Jewish sages bade people to obey the moral laws because, they warned, it was God’s will that they should. Disobey and you offend a terrible power! The Christian churches promised everlasting reward in paradise to those who obeyed and eternal punishment in the flames of hell to those who didn’t. The hope and the dread probably kept a lot of people behaving decorously a lot of the time.

The more sensible moral laws of Judaism and Christianity  – do not kill, do not steal, do not lie (“bear false witness”)  – are sound principles and are to be found in other cultures which do not claim that they were issued by a deity. They are precepts of Buddhism, for instance. It’s more than probable that many a forgotten tribe, whose gods were not of a kind to be drafted into law enforcement, penalized murder and theft and deception.

As for “doing unto others as you would be done by”, or refraining from doing to them what you wouldn’t like done to you – “the Golden Rule” that many religions preach -, was divine inspiration necessary for its conception? Common sense prompts it, experience teaches it, and reason approves it. It’s an excellent example of a moral idea arising out of intelligent self-interest.

Yet Jacoby opines:

Reason is not enough. Only if there is a God who forbids murder is murder definitively evil.
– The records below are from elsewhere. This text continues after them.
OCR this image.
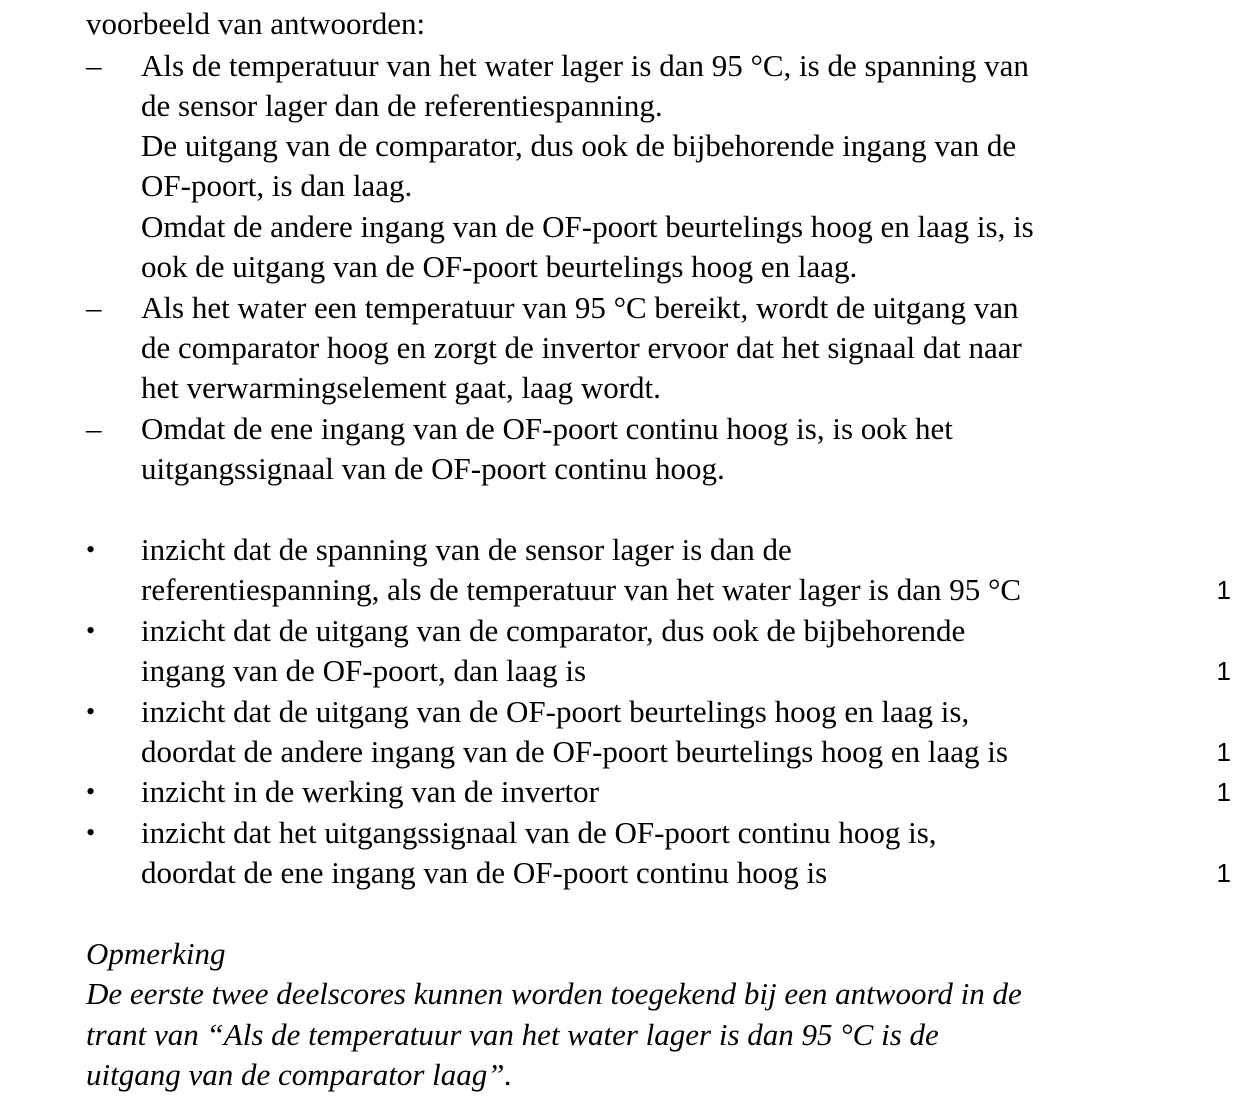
voorbeeld van antwoorden:
–	Als de temperatuur van het water lager is dan 95 °C, is de spanning van
de sensor lager dan de referentiespanning.
De uitgang van de comparator, dus ook de bijbehorende ingang van de
OF-poort, is dan laag.
Omdat de andere ingang van de OF-poort beurtelings hoog en laag is, is
ook de uitgang van de OF-poort beurtelings hoog en laag.
–	Als het water een temperatuur van 95 °C bereikt, wordt de uitgang van
de comparator hoog en zorgt de invertor ervoor dat het signaal dat naar
het verwarmingselement gaat, laag wordt.
–	Omdat de ene ingang van de OF-poort continu hoog is, is ook het
uitgangssignaal van de OF-poort continu hoog.
•	inzicht dat de spanning van de sensor lager is dan de
referentiespanning, als de temperatuur van het water lager is dan 95 °C	1
•	inzicht dat de uitgang van de comparator, dus ook de bijbehorende
ingang van de OF-poort, dan laag is	1
•	inzicht dat de uitgang van de OF-poort beurtelings hoog en laag is,
doordat de andere ingang van de OF-poort beurtelings hoog en laag is	1
•	inzicht in de werking van de invertor	1
•	inzicht dat het uitgangssignaal van de OF-poort continu hoog is,
doordat de ene ingang van de OF-poort continu hoog is	1
Opmerking
De eerste twee deelscores kunnen worden toegekend bij een antwoord in de
trant van “Als de temperatuur van het water lager is dan 95 °C is de
uitgang van de comparator laag”.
Otherwise its wrongfulness is a matter of opinion.

Atheists may believe — and spend a small fortune advertising — that we can all be “good without God.’’ History tells a very different story.

The story that history tells is that religion has been the greatest source of human suffering next to bacteria, viruses, and natural disasters. And until quite recently, Christianity in all its major branches inflicted more agony on human bodies and minds than any other religion since Baal required babies to be thrown into the iron furnace of Moloch’s belly.

Jacoby is right that “in our culture, even the most passionate atheist cannot help having been influenced by the Judeo-Christian worldview that shaped Western civilization”. For good or ill, that must be the case. But there have been far better influences.

To men of reason since the dawn of the Enlightenment, to their skepticism, their enquiry, their science, their commerce, their exploration and invention we owe what is best in our civilization.